Наконец, в каком-то пыльном переулке, где даже кошки выглядели подозрительно, нас ждал «Москвич 408». Не новый, судя по облезлой краске и вмятинам, но на ходу. За рулем сидел мрачный тип с лицом и повадками портовой крысы. Ни «здрасьте», ни улыбки — просто молча уставился перед собой. Наша Алла грациозно скользнула на переднее сиденье рядом с ним. Нам же было предложено размещаться сзади. Открыть багажник для наших скромных рюкзаков водитель-крыса даже не подумал.
Ладно, хрен с тобой, золотая рыба. Вещей у нас пока немного — не баре, уместимся и на заднем сиденье, прижав рюкзаки к коленям.
Поехали. Ездили мы по городу минут двадцать, петляя по каким-то переулкам, сворачивая и разворачиваясь без видимой логики.
— Вокруг одного места кружит, — прошептал мне на ухо Колька, чей глаз-алмаз сканировал окрестности. — Хвост сбрасывает.
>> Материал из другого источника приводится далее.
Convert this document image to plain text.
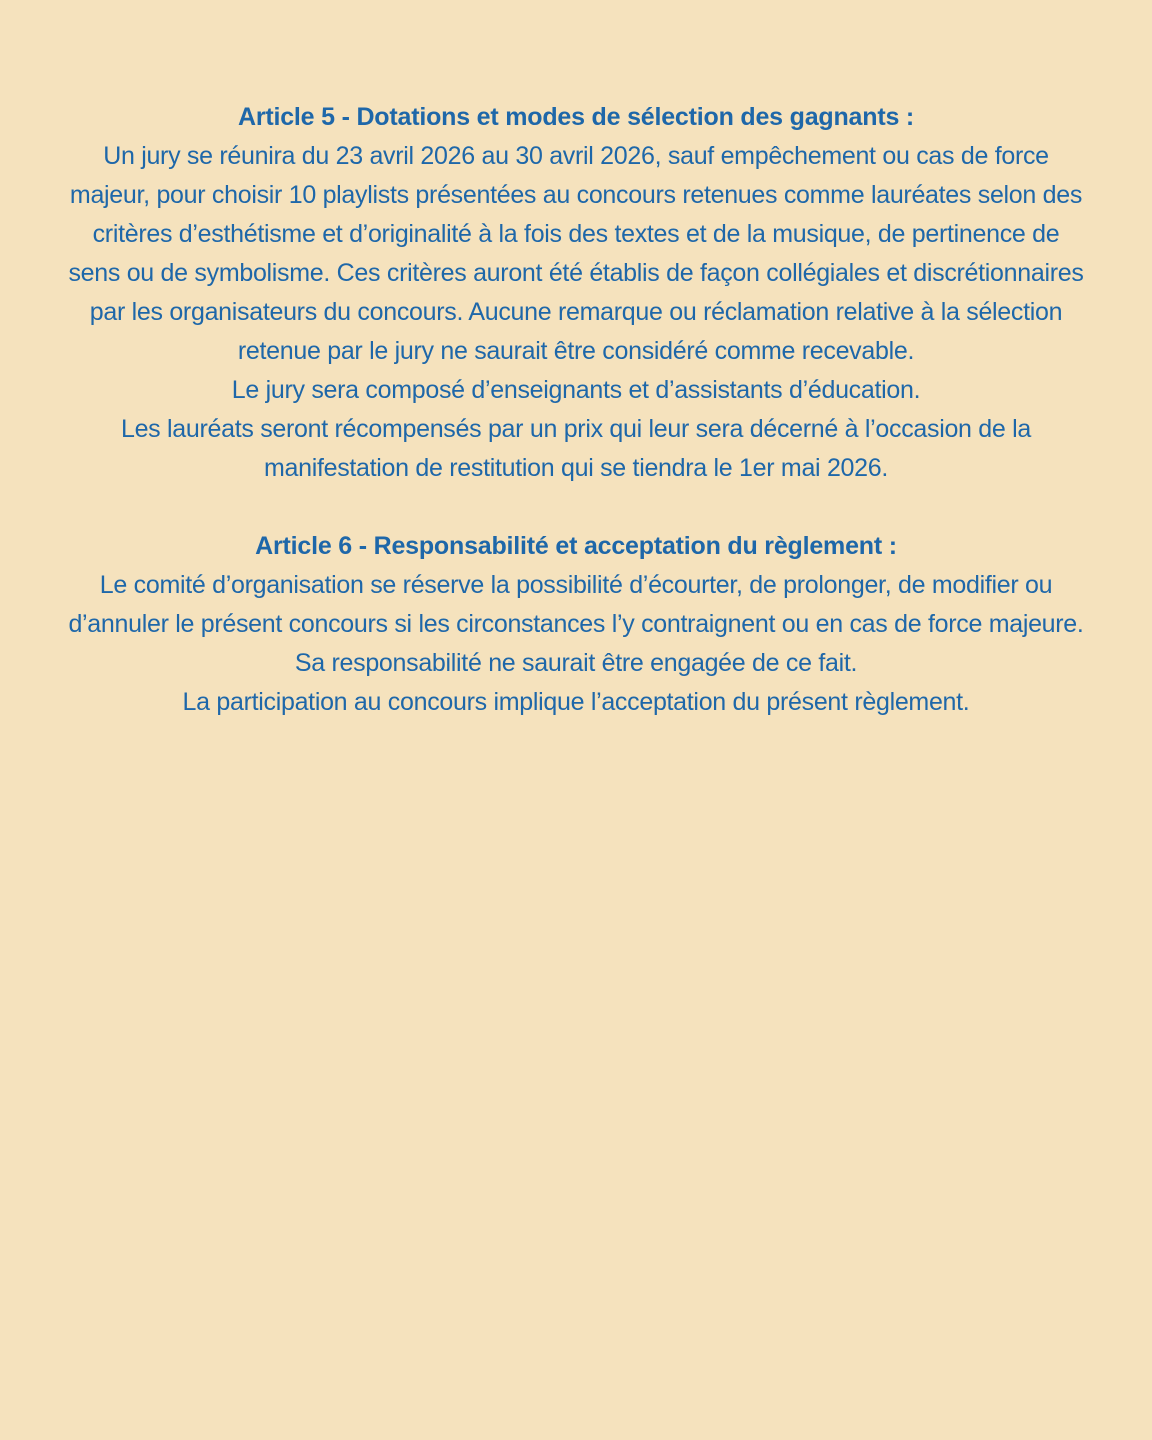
Article 5 - Dotations et modes de sélection des gagnants :
Un jury se réunira du 23 avril 2026 au 30 avril 2026, sauf empêchement ou cas de force
majeur, pour choisir 10 playlists présentées au concours retenues comme lauréates selon des
critères d’esthétisme et d’originalité à la fois des textes et de la musique, de pertinence de
sens ou de symbolisme. Ces critères auront été établis de façon collégiales et discrétionnaires
par les organisateurs du concours. Aucune remarque ou réclamation relative à la sélection
retenue par le jury ne saurait être considéré comme recevable.
Le jury sera composé d’enseignants et d’assistants d’éducation.
Les lauréats seront récompensés par un prix qui leur sera décerné à l’occasion de la
manifestation de restitution qui se tiendra le 1er mai 2026.
Article 6 - Responsabilité et acceptation du règlement :
Le comité d’organisation se réserve la possibilité d’écourter, de prolonger, de modifier ou
d’annuler le présent concours si les circonstances l’y contraignent ou en cas de force majeure.
Sa responsabilité ne saurait être engagée de ce fait.
La participation au concours implique l’acceptation du présent règlement.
— Чей хвост? — так же шепотом спросил я. — Того типа от ресторана?
— Может его, а может и еще кого, — пожал плечами Колька. — Здесь, видать, все друг за другом хвосты сбрасывают. Национальная забава.
Наконец, убедившись, что за нами гонится только наша собственная паранойя, мы выехали за город. Проехали еще минут десять по пыльной дороге, окруженной выжженной степью и редкими колючками.
Кафе «Дильхана» (что бы это ни значило) оказалось именно тем, чем и должно быть придорожное кафе в такой глуши — типовой «стекляшкой» из силикатного кирпича и больших окон. Несколько пластиковых столиков внутри были пусты. В глубине зала, у стойки, заваленной грязной посудой, возился сонный буфетчик — то ли мыл стаканы, то ли просто перекладывал их с места на место. На улице, под чахлыми деревьями, стояло еще несколько легких столиков с кривыми металлическими ножками — тоже пустые. Время было обеденное, но посетителей не наблюдалось. Атмосфера располагала к написанию элегий о тщетности бытия.
Я вопросительно посмотрел на Аллу, которая уже вышла из машины — все такая же невозмутимая в своем строгом длинном платье. Водитель-крыса по-прежнему молча таращился в пространство, видимо, медитируя. Мы с Колькой вылезли из машины и догнали Аллу, когда она уже огибала кафе с тыльной стороны.
Обошли какие-то темные хозяйственные пристройки, пахнущие прогорклым маслом и еще чем-то неприятным, и оказались у грубо сколоченной деревянной двери без ручки и замка.
— Настоящий вход — он всегда с черного хода, — с усмешкой пояснила Алла, толкая дверь плечом. — Здесь так принято.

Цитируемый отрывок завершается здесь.